When you pay off your mortgage loan in full, your lender is required to return any tax and insurance mortgage escrow money back to you.

Q: I hope you can help me with this question. I have been searching the Internet and reading as much as I can on The Dodd-Frank Act and cannot find a clear answer. I did read an FAQ concerning loan escrows but it was not specific.

Is it legal for a lending institution to net out the balance of an escrow account to pay off a mortgage loan?

A: If your question relates specifically with the Dodd-Frank Act, you may be referring to the Consumer Financial Protection Agency and certain oversight of financial institutions with their interaction with consumers.

Perhaps your question relates to a mortgage lender’s ability to use funds held in a mortgage and insurance escrow account to pay a shortage in the funds necessary to pay off a loan or to use those funds to pay down the amount owed the lender after a short sale.

Usually a lender reconciles the amounts in an escrow account when a loan is paid in full. At that time, if the borrower is owed money from the escrow, the borrower is repaid that money.

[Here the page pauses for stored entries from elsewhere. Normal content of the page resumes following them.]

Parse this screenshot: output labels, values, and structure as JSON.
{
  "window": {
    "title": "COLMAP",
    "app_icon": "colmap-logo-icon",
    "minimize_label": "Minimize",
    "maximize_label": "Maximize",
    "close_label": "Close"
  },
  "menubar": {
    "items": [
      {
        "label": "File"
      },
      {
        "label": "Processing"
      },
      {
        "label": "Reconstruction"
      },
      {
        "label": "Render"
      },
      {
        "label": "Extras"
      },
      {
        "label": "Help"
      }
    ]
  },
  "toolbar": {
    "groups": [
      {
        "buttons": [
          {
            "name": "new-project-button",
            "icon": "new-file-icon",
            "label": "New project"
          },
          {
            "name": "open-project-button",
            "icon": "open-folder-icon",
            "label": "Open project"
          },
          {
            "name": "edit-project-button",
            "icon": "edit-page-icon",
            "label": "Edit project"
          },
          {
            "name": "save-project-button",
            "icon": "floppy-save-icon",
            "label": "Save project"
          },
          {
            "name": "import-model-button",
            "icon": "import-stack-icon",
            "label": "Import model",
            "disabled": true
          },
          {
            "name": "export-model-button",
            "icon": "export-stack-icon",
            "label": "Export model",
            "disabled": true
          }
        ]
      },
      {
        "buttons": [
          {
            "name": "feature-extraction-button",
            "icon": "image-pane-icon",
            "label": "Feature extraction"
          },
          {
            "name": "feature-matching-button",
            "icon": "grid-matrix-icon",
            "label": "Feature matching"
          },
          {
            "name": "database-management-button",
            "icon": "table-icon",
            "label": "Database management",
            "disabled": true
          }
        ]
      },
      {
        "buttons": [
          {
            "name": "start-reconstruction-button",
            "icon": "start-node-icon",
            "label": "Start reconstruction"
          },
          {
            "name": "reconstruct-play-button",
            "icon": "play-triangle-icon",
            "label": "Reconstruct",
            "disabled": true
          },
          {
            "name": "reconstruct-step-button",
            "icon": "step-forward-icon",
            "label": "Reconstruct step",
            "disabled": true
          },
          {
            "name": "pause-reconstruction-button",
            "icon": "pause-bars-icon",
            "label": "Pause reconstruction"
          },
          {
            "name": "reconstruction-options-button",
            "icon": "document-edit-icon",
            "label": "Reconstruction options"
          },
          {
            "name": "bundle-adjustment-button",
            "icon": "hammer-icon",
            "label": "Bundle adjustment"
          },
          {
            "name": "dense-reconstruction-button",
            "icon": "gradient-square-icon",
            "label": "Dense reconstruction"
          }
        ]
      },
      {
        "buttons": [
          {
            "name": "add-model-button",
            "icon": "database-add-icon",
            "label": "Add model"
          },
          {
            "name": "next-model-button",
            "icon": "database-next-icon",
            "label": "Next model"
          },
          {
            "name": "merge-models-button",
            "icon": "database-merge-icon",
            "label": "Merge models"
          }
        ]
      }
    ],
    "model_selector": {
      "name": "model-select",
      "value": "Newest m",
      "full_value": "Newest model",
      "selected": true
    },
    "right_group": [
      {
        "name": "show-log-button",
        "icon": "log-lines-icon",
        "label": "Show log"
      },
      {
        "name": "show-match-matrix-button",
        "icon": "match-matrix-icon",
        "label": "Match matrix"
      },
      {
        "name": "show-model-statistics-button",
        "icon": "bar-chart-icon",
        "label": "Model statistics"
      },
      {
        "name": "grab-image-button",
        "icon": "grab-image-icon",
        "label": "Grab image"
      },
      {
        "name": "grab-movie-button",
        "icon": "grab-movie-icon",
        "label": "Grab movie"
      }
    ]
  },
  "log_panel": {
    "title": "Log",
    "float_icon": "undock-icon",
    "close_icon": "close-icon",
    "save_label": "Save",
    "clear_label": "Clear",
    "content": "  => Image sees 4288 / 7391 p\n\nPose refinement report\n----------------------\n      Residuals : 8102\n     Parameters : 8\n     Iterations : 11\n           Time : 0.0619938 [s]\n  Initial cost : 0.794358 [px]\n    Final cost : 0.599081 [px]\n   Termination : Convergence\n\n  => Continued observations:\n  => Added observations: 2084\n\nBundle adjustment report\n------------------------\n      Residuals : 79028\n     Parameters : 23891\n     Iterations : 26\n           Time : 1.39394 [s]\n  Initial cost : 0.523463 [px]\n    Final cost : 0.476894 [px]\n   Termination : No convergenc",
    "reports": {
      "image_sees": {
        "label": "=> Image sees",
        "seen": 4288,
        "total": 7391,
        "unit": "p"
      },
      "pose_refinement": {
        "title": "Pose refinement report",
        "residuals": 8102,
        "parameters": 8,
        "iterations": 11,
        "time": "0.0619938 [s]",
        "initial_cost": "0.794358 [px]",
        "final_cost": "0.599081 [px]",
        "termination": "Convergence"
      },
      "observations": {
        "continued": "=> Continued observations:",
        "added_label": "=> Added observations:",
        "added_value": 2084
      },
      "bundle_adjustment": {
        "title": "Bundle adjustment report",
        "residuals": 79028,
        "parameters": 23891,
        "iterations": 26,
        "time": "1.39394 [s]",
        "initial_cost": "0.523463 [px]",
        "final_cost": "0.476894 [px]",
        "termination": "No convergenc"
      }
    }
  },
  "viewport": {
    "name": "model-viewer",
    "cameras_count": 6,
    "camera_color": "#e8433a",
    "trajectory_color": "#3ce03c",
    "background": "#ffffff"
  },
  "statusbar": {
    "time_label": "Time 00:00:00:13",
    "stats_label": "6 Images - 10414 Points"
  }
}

However, the lender may not be required to pay that money back to the borrower if the borrower still owes the lender money.

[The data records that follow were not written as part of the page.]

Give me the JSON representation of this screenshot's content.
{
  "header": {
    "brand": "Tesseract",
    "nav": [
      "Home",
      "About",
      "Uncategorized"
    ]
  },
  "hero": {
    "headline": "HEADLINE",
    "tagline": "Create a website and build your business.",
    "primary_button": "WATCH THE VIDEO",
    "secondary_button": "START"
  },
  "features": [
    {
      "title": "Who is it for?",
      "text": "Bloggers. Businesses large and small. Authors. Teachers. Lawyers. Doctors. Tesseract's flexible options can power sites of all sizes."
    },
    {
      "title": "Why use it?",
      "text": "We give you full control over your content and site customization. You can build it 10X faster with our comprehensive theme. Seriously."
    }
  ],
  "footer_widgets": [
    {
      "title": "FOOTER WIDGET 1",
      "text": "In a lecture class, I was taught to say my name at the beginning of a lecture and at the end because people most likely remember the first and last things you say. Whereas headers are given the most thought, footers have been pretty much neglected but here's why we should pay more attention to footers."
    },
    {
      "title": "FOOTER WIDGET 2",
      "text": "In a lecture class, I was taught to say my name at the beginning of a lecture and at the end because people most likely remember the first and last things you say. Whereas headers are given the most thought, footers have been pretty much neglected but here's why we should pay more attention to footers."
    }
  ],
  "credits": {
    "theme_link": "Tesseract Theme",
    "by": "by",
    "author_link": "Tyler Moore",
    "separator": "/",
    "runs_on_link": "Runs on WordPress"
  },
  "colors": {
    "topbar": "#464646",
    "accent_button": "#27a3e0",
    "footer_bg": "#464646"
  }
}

Most standard mortgage documents provide that the lender will return the money held in the escrow account to the borrower once all amounts owed the lender have been paid in full. We think that your best bet is to review the rules relating to escrows under the Real Estate Settlement Procedures Act (RESPA).

You can find more information on escrows and RESPA at www.HUD.gov.

If you completed a short sale, one of the documents you might have signed as part of the short sale process is a waiver document that would allow your lender to apply all of the funds held in the escrow towards the balance owed the lender.

If you paid off your lender recently and the payment was delayed and additional money was owed to pay off the lender, the lender might have taken the amount owed under the loan and sent you the balance held in the escrow account you had with the lender for real estate taxes, insurance and private mortgage insurance.

You should know, that if the lender did not net out the amount it was owed on the payoff with funds from the escrow account, the lender’s lien on your home would not have been released, you would have continued to incur interest costs and you or your settlement agent would have had to send an additional payment to the lender to close out the account.

If your circumstances differ from these and you have an issue with your lender and you can’t find the answers at www.HUD.gov, you might want to talk to an attorney that has extensive experience with lender escrows and the RESPA rules.